We live in an open and democratic society and, as part of that social contract, we universally agree to be policed by consent.

Being policed by consent, however, conveys upon those who wear a uniform and carry a warrant card, to commit themselves to the highest levels of professional service and integrity. Those who oversee the necessary professional standards have a nigh-sacred duty to insure that we are policed by men and women of integrity.

Thankfully, the vast majority of officers who leave their homes each day — can their partners, family or friends ever remain totally assured that they will return when their duty is done? — are a credit to our local police forces.

It would be remiss of the Cambrian News not to comment in the light of two recent cases, one concerning North Wales Police, the other an officer from the Dyfed-Powys force.

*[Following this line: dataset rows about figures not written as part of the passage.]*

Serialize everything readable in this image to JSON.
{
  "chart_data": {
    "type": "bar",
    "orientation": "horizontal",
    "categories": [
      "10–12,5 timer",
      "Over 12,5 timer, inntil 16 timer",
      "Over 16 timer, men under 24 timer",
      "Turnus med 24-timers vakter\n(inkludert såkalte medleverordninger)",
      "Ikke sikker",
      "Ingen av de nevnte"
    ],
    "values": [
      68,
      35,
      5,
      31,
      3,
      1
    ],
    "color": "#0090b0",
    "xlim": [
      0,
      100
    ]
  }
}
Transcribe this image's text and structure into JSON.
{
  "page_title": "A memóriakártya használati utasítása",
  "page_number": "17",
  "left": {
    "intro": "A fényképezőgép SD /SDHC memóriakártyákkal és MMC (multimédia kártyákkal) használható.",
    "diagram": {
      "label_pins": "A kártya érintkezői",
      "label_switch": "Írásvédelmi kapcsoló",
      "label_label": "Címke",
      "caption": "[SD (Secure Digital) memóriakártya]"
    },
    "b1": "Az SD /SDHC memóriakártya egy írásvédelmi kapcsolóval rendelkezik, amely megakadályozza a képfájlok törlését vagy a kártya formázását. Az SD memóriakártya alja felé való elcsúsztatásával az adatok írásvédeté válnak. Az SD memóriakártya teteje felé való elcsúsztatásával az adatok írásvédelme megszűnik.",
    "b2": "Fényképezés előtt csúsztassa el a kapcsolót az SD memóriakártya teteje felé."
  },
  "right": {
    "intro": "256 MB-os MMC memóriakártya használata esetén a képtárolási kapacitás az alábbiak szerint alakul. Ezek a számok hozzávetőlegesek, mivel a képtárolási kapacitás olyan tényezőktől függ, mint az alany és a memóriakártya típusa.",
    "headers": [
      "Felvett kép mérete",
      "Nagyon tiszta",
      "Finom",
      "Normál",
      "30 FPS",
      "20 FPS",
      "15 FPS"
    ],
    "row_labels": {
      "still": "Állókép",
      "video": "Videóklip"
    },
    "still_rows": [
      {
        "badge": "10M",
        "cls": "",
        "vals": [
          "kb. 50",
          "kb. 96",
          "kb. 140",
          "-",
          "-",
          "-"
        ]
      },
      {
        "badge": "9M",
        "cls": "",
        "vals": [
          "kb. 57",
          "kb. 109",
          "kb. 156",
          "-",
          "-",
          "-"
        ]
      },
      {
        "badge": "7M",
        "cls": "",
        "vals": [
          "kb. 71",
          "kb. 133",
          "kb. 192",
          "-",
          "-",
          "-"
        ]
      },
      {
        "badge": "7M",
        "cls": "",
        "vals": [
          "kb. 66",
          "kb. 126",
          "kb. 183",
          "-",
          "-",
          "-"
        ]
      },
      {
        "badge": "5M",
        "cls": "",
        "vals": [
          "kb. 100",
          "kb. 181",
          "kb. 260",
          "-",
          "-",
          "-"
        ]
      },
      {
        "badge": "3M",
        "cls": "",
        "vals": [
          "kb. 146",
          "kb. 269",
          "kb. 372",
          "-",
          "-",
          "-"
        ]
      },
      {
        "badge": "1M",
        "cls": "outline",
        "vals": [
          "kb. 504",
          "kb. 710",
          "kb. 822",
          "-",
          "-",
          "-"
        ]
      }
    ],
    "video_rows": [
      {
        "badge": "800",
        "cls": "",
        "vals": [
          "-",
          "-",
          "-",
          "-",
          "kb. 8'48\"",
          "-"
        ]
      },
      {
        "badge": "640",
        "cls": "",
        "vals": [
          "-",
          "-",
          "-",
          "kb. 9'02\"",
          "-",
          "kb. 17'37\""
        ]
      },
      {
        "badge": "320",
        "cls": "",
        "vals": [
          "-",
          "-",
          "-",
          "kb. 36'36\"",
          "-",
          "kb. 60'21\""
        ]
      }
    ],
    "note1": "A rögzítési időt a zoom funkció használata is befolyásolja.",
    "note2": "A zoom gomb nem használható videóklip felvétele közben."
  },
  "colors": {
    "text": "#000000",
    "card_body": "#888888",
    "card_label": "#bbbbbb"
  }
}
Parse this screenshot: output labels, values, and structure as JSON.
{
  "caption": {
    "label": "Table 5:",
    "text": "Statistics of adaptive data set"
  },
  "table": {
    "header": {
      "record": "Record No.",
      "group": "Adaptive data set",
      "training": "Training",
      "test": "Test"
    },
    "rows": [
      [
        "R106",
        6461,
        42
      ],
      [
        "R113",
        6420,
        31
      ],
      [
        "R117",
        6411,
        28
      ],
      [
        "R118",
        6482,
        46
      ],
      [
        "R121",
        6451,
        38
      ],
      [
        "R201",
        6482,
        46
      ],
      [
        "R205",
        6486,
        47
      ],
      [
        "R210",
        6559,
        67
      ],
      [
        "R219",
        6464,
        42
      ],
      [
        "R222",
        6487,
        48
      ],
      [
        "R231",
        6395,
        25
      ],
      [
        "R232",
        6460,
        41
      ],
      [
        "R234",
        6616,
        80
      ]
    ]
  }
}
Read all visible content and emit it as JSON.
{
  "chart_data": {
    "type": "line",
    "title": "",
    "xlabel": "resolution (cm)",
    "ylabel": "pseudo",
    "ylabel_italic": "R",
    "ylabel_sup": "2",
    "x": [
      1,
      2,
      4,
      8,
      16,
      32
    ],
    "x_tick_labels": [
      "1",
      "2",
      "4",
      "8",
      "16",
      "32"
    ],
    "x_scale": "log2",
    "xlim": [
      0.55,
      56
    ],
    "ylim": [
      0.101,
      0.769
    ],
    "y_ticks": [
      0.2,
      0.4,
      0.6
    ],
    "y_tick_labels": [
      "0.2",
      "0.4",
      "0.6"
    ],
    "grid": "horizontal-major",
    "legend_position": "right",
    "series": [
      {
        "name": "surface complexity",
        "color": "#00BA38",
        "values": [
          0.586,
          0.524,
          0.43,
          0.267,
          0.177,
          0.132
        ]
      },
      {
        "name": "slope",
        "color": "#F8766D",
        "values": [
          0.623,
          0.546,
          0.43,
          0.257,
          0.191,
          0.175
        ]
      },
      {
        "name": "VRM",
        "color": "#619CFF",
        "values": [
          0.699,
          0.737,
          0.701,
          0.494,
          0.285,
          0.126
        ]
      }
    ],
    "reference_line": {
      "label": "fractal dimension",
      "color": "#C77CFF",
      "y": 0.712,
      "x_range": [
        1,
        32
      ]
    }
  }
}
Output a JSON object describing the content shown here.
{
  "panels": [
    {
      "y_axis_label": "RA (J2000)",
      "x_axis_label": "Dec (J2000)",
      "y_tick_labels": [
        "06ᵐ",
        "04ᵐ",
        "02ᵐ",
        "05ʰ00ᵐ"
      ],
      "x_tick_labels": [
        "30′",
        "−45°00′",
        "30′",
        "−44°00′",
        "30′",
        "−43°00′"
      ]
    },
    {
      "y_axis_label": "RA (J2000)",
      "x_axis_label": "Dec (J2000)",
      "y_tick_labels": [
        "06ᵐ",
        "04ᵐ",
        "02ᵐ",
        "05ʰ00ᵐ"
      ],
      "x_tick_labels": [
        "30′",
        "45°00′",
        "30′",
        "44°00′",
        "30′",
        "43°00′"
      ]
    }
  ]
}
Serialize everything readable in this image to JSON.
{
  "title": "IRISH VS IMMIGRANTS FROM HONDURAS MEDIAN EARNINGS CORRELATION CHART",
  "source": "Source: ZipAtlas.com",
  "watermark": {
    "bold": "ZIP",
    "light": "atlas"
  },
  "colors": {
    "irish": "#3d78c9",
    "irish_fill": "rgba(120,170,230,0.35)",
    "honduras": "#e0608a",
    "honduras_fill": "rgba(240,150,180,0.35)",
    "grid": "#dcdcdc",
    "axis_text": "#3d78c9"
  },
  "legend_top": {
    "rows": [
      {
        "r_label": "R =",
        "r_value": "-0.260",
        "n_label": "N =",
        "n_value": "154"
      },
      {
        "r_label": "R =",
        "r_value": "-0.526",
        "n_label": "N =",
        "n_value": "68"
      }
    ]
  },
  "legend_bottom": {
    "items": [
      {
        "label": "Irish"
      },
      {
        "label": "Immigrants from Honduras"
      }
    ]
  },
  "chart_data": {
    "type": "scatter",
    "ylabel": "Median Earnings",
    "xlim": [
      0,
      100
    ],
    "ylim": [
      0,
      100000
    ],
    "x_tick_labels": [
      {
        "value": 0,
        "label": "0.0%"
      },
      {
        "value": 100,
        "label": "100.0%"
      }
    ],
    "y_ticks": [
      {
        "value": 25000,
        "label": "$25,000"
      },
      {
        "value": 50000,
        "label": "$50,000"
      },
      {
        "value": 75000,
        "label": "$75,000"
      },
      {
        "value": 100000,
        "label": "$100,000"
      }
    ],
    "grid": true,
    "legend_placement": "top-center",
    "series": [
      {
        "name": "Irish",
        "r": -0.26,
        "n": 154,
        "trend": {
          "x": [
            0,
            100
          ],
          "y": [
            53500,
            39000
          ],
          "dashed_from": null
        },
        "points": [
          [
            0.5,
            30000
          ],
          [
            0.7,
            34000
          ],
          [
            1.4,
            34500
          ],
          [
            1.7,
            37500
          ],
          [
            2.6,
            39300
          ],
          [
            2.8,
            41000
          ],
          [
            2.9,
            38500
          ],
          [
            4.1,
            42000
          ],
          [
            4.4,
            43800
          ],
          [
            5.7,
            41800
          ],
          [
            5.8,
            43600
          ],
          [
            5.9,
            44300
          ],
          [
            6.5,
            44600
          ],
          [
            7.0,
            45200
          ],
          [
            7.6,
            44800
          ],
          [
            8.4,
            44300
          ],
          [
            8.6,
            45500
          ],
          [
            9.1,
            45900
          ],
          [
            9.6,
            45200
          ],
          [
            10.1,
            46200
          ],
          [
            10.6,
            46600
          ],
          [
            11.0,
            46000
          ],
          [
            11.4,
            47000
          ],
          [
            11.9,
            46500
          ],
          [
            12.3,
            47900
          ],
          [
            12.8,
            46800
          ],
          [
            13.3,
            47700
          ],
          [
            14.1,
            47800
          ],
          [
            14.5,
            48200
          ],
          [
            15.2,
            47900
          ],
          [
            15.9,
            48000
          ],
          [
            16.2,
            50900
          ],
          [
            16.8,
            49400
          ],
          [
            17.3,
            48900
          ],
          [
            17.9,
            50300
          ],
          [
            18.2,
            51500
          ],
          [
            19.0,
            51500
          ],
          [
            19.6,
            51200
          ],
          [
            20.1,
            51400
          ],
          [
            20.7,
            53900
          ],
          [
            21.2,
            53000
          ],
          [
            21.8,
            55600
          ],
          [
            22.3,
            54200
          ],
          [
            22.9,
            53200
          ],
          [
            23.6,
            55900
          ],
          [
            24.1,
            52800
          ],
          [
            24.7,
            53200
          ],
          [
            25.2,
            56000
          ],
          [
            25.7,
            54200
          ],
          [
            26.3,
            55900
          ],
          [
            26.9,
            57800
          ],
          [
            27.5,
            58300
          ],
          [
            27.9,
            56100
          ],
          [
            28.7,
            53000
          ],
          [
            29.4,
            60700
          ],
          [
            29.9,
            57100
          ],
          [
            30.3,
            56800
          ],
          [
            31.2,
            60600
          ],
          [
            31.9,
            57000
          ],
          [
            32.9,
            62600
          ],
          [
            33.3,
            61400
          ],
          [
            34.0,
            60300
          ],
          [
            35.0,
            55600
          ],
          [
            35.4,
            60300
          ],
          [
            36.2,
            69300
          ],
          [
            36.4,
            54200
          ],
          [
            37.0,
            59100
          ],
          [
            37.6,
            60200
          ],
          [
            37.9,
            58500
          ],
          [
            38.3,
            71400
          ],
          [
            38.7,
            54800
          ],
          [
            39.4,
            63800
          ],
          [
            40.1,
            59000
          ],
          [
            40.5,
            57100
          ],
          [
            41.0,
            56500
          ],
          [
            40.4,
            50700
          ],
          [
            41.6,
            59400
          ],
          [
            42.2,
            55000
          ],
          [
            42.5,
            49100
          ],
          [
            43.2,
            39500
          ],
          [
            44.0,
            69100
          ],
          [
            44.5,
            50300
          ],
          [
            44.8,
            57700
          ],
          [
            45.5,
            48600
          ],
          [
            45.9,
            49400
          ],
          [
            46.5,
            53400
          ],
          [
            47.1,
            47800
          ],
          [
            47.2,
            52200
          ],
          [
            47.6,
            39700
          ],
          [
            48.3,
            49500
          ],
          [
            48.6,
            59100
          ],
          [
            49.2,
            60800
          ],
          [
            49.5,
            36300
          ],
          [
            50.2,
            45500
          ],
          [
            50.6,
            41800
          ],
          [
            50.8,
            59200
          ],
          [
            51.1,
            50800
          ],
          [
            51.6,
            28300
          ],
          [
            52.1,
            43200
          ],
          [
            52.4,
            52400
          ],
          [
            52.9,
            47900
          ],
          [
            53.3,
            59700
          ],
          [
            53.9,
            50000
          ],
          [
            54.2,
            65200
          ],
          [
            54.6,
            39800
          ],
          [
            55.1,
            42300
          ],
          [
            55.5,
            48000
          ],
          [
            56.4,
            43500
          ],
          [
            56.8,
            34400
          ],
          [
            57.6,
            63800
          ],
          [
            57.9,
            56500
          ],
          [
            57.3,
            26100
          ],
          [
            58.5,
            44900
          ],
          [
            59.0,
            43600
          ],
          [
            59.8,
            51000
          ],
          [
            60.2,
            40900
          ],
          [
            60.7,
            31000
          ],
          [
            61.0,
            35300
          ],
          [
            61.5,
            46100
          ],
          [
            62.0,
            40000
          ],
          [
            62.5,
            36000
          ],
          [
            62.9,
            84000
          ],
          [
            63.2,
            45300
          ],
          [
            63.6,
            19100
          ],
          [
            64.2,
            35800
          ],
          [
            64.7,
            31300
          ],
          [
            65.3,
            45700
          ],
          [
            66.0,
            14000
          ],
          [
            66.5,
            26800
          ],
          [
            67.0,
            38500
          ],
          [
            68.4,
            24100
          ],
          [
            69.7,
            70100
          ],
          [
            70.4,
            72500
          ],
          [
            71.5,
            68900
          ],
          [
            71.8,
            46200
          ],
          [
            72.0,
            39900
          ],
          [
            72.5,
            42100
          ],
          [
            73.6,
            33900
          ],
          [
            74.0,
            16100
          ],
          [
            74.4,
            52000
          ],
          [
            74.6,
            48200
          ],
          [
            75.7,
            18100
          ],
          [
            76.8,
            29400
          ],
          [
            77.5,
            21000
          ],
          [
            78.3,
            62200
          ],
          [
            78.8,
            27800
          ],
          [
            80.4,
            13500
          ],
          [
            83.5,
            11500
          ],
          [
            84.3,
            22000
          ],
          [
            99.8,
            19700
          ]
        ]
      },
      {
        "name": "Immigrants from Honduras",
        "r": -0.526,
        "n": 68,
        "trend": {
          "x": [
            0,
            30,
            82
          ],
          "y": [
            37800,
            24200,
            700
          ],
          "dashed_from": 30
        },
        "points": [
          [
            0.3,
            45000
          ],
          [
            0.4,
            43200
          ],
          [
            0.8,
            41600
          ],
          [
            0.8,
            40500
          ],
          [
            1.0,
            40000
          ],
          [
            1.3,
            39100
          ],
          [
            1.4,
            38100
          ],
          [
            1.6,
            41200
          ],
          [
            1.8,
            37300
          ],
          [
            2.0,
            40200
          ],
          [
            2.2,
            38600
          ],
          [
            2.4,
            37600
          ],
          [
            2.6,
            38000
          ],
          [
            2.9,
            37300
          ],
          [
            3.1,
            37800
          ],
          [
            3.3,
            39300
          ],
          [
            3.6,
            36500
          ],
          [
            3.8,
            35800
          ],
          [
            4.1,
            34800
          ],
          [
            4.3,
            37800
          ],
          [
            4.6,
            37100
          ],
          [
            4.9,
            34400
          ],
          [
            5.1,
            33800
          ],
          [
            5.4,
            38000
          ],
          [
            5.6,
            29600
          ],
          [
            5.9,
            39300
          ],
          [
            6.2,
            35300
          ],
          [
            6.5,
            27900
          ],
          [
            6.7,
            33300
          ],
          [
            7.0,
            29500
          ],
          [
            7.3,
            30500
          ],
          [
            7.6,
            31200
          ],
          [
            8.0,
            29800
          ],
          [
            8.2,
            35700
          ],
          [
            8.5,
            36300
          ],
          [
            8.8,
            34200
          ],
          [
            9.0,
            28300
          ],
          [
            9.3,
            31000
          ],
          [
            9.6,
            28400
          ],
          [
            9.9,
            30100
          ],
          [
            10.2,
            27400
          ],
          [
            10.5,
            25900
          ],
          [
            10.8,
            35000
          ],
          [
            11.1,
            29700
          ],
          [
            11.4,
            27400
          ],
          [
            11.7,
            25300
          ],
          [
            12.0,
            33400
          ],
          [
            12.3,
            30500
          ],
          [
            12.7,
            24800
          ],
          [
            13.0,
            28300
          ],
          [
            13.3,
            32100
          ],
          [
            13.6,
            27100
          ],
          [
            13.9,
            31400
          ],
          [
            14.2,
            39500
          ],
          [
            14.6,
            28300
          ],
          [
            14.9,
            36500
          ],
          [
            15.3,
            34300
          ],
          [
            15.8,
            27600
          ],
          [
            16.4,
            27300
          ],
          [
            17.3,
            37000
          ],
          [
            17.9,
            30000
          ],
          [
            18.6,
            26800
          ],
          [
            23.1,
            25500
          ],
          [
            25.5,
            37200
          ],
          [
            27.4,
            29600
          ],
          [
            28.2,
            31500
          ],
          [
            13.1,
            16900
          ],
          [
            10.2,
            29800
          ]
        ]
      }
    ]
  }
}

In the first instance, an officer has been suspended from duty after a video emerged showing a man being repeatedly punched in the head. The video has caused outrage, and while this publication is legally constrained by what it can and cannot comment on — there is an investigation underway now — those who saw the video will have formed their own impressions. It’s important to add that sharing that video now would be unwise, so too commenting on it in a public forum. We all should respect due process. And, as part of our social contract with those who police us, we would expect that investigation to be swift, transparent and responsible.

In the second case, due process has been concluded when it comes to a former Dyfed-Powys officer, Simon Williams, who resigned from the force.

An accelerated hearing last week struck him off — he can never wear a police officer’s uniform again. And rightly so. He admitted sexually assaulting a woman in a pub last November and was off duty at the time.

In light of all that has happened, in London Metropolitan Police, it seems less than satisfactory that then PC Williams received just a caution for his sexual assault.

Given his career path, was a caution the right choice? Those who oversee our police should be well aware that not only must justice be done, it must be seen to be done.

Was it with Williams’ sexual assault? His victim would say not. And neither do we.